2015 — 22 May: Friday

If I want to beat the local vultures1 it will soon be time to set off.

The current "height" of my barometer asserts that the current drizzle is implausible. At best. Still, Mother Hubbard's filled storage cupboard (fridge/freezer, technically) now allows me to face the oncoming culinary onslaught of the weekend with equanimity.

I've long been...

... fascinated by colour, perception, 3D image systems, and such like. Not to mention computerised visual analysis systems. It's a little worrying to realise just how poorly-understood these concepts are. Click the pic for more:


Good article. Where "good" is some value that makes my brain hurt.

Saints preserve us!

I may be wrong to lack any form of religious faith. So be it. But were I to sit down to "choose" a belief system to, erm, believe in... I doubt I'd start with any that promulgate the obscene notion of "original sin".

Still, it remains shocking to modern sensibilities, as it was for many people in earlier times, to think that a just deity would damn a newborn simply because no water had touched its forehead. To help make this horrible doctrine somewhat more palatable, the Catholic Church eventually promulgated the idea of limbo, an afterlife realm where unbaptized infants dwelt in a kind of bland contentment, since they were ineligible for the bliss of God's presence in heaven. Limbo, however, was rescinded in 1992.

Michael Dirda, reviewing a book by James Boyce in Washington Post

Why not rescind hellfire while you're at it, Mr Pope?

As one who...

... was once described by Prof Dwight Stevenson of Michigan as wielding a machete (when editing) I read this New Yorker piece about the late William Zinsser with interest. He was a fine writer. (Link.)

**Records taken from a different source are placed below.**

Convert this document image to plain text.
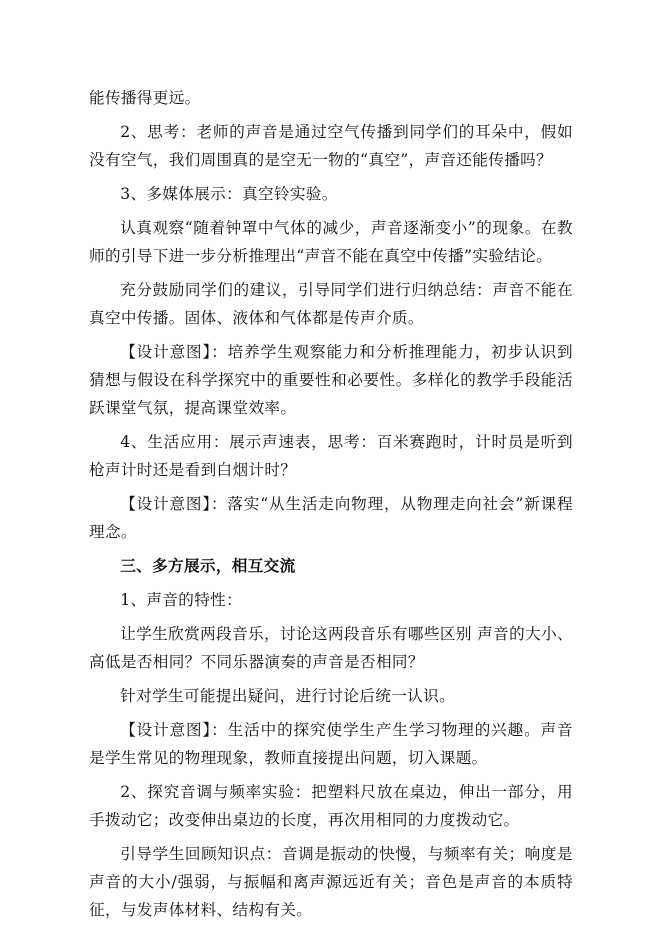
能传播得更远。

2、思考：老师的声音是通过空气传播到同学们的耳朵中，假如没有空气，我们周围真的是空无一物的“真空”，声音还能传播吗？

3、多媒体展示：真空铃实验。

认真观察“随着钟罩中气体的减少，声音逐渐变小”的现象。在教师的引导下进一步分析推理出“声音不能在真空中传播”实验结论。

充分鼓励同学们的建议，引导同学们进行归纳总结：声音不能在真空中传播。固体、液体和气体都是传声介质。

【设计意图】：培养学生观察能力和分析推理能力，初步认识到猜想与假设在科学探究中的重要性和必要性。多样化的教学手段能活跃课堂气氛，提高课堂效率。

4、生活应用：展示声速表，思考：百米赛跑时，计时员是听到枪声计时还是看到白烟计时？

【设计意图】：落实“从生活走向物理，从物理走向社会”新课程理念。

三、多方展示，相互交流

1、声音的特性：

让学生欣赏两段音乐，讨论这两段音乐有哪些区别 声音的大小、高低是否相同？不同乐器演奏的声音是否相同？

针对学生可能提出疑问，进行讨论后统一认识。

【设计意图】：生活中的探究使学生产生学习物理的兴趣。声音是学生常见的物理现象，教师直接提出问题，切入课题。

2、探究音调与频率实验：把塑料尺放在桌边，伸出一部分，用手拨动它；改变伸出桌边的长度，再次用相同的力度拨动它。

引导学生回顾知识点：音调是振动的快慢，与频率有关；响度是声音的大小/强弱，与振幅和离声源远近有关；音色是声音的本质特征，与发声体材料、结构有关。
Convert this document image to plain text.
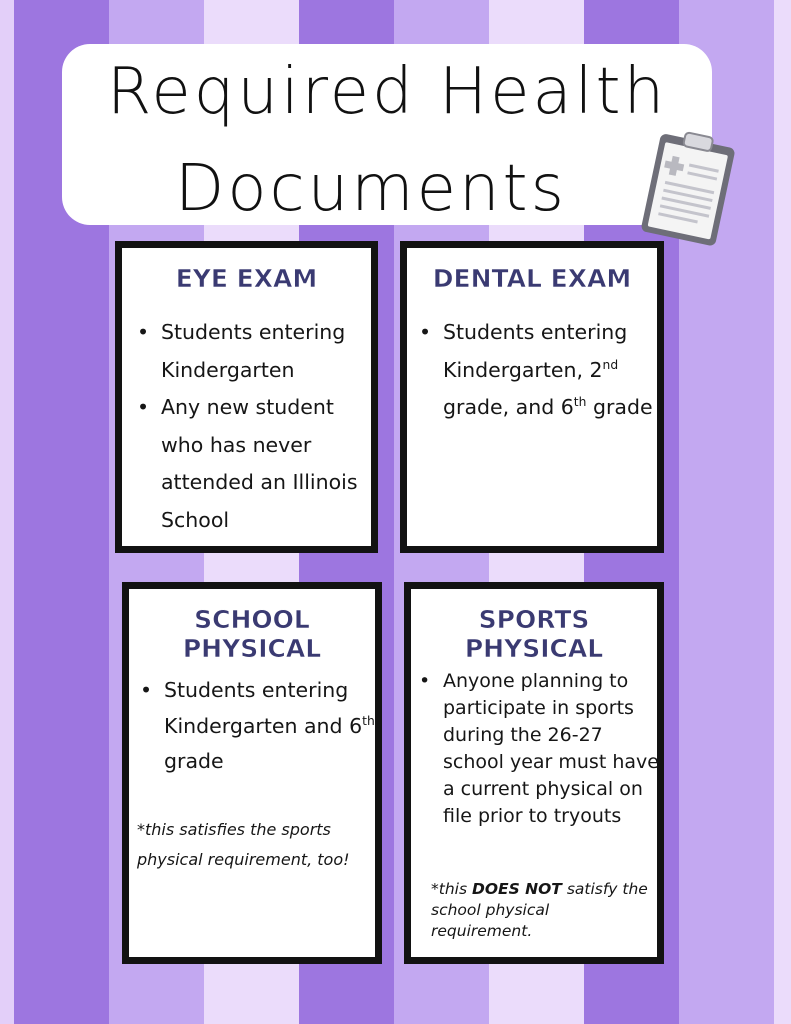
Required Health
Documents
EYE EXAM
• Students entering Kindergarten
• Any new student who has never attended an Illinois School
DENTAL EXAM
• Students entering Kindergarten, 2nd grade, and 6th grade
SCHOOL
PHYSICAL
• Students entering Kindergarten and 6th grade
*this satisfies the sports physical requirement, too!
SPORTS
PHYSICAL
• Anyone planning to participate in sports during the 26-27 school year must have a current physical on file prior to tryouts
*this DOES NOT satisfy the school physical requirement.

... the editor's greatest fear these days is not a claim of plagiarism, or a libel writ; it's those four pitiless letters in the comments section: TL; DR (too long; did not read). And so webmasters worldwide have launched an emergency austerity programme, pruning, paring, compacting everything possible in a frantic attempt to spare our readers a few precious seconds.

Andy Bodle in Grauniad

I seem to have missed that memo. And the one on sentence length / paragraph length. Oops.

It's 13:08 or so...

... and I've just got back from a little expotition to my bank to pay in two of the jigsaw pieces that make up dear Mama's worldly assets in the wake of her recent death. Despite these both being cheques from long-established and 'reputable' names, my bank still allows itself until next Friday (given the Bank Holiday coming up this Monday) to regard them as being "cleared" and I thus can't do more than marvel at those parts of our antiquated system that still respond so sluggishly. Paying Bri the plumber electronically for his most recent work on my wireless thermostat last week hit his account before he'd even driven home across the village.

Still, it all generates interest for our friends in the Financial Services sector. And if we didn't work, how would they eat?


... this is entirely reasonable entertainment. Source and snippet:

There are lots of deep cultural explanations, though myself I blame LSD as much as anything. It gives people a kind of provisional attitude to reality which is hard to shake off, and fairly catching. So people are able to enjoy myths without wondering too much about whether they are true. They work. Some of the more popular myths we play with are ideas of character, or personality, and of soul. None of them are wholly satisfactory: indeed the crisis in the idea of the soul is one of the root causes of the difficulties for religion at the moment. It wouldn't be a difficulty if we didn't have souls, or at least something for which soul is the best world. But we do, as a matter of experience, and we can't work out how they can exist when they are transparently not things.

Andrew Brown in Helmintholog

Virtual, case 4, anyone?

A mis-matched...

... but (I hope) equally entertaining pair of new arrivals:

Book and DVDs

I'm steadily filling in the gaps in my (can you believe?) four-decade-plus growing collection of "Parker" thrillers. When I started buying them in 1972 they cost (generally) 30p each. Today's second-hand omnibus cost £2-24 though its cover price in 2009 was £8-99 — do the maths! (Zero percent inflation. Yeah, right!)



1  Scavenging the shelves of Waitrose.